The rules of contract formation apply equally to errors made by an authorized agent of the insurer – a clerical mistake made by the agent (not the insurer) that is accepted by the insured still binds the insurer exactly as above. However, the insurer has recourse against the agent for any loss the insurer suffers due to the agent’s error.
If an insurer’s “mistake” puts them in violation of their rate filings (which is often not the case), the insurance department may make them re-rate the policy. However, whether they can actually charge the premium to the insured at that point is a question of law – an argument may be made that the contract does not meet legal requirements and is therefore void (meaning it never existed).

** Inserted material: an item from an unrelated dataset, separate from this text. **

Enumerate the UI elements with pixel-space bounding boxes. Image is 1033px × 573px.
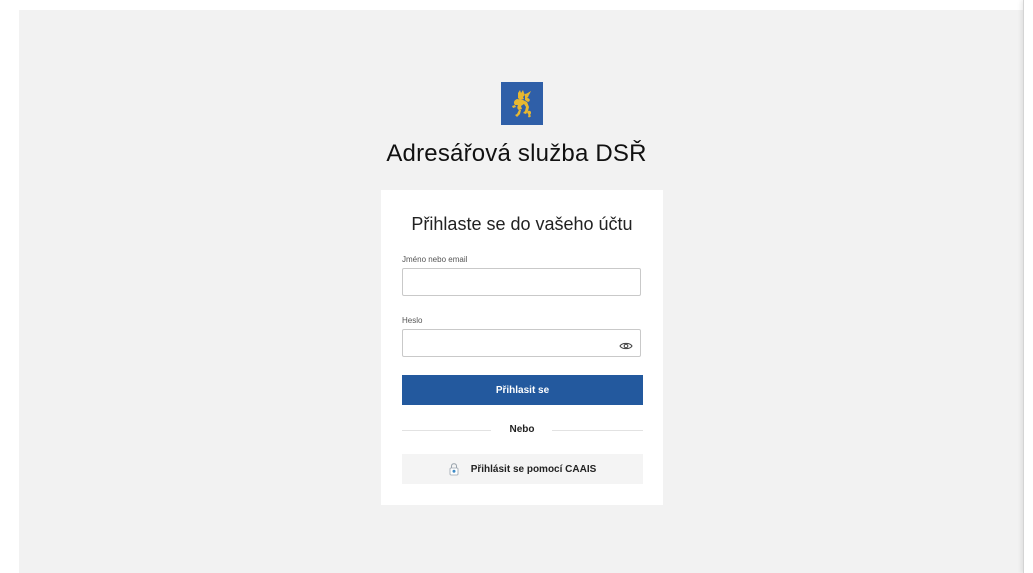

The remedy would be to issue another policy – not add premium to the existing policy (if this is the argument given by the insurer) and they must return all of the insured’s premium paid to the insurer for that policy – a prospect most insurers do not relish. It also means that there is no coverage for any claims that occurred. It is my view that insurance departments should think twice before they take this position. This argument also violates a legal principle that will not allow a party to use their on wrongdoing to avoid a contract.
This is a fairly long commentary, but there are many aspects of this issue. In short, the principles of contract law generally will provide a clear answer to the question. Unfortunately, such principles are often not understood or observed by the insurer.